C remains the most popular programming language in the world, according to the Tiobe Index.
It boasts 17.38% of market share, while its nearest competitors Java and Python have 11.96% and 11.72% market share respectively.
This time last year, Java was leading the index; however, it is now threatened for second by the 2020 programming language of the year Python.
The title is awarded to the programming language that has gained the most popularity in one year, and Python won this by achieving 2.01% growth over the course of 2020.
Other competitors for the title included C++ (1.99%) Other winners are C (+1.61%), Groovy (+1.23%) and R (+1.10%).
“It has been stated before: Python is popping up everywhere,” said Tiobe.
“It started as a competitor of Perl to write scripts for system administrators a long time ago.
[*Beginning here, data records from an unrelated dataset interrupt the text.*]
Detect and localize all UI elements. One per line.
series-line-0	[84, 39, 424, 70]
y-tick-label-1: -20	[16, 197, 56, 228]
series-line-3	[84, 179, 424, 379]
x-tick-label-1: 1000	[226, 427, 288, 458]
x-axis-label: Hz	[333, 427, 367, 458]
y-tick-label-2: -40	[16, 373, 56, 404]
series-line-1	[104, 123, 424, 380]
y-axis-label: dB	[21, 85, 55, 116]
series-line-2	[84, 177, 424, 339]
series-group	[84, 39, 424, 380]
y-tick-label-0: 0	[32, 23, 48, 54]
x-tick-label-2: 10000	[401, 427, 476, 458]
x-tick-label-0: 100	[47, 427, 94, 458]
Nowadays it is the favourite language in fields such as data science and machine learning, but it is also used for web development and back-end programming and growing into the mobile application domain and even in (larger) embedded systems.”
PYPL rankings
The PYPL index found that Python is the programming language for which tutorials were searched most often on Google.
Python boasts 30.44% of all tutorial searches and is followed by Java and JavaScript.
The biggest year-on-year growth in the top 10 was shared by Python and Objective-C, which increased in popularity by 1.2%.
Java was the biggest loser, decreasing in popularity by 2%.
January 2021 rankings
The top 10 programming languages for January 2021, according to the Tiobe Index and PYPL rankings, are detailed below.
January 2021
|
|||
---|---|---|---|
Tiobe Index | Change YoY | PYPL Ranking | Change YoY |
C | +1.61% | Python | +1.2% |
Java | -4.93% | Java | -2.0% |
Python | +2.01% | Javascript | +0.3% |
C++ | +1.99% | C# | -0.7% |
C# | -1.40% | C/C++ | +0.3% |
Visual Basic | -1.44% | PHP | -0.2% |
JavaScript | -0.25% | R | +0.1% |
PHP | -0.41% | Objective-C | +1.2% |
R | +1.10% | Swift | -0.3% |
Groovy | +1.23% | Matlab | +0.0% |
Calculating the rankings
- PYPL – The more a language tutorial is searched, the more popular the language is assumed to be. The raw data comes from Google Trends.
- Tiobe – The ratings are based on the number of skilled engineers worldwide, courses, and third-party vendors. Popular search engines are also used to calculate the ratings.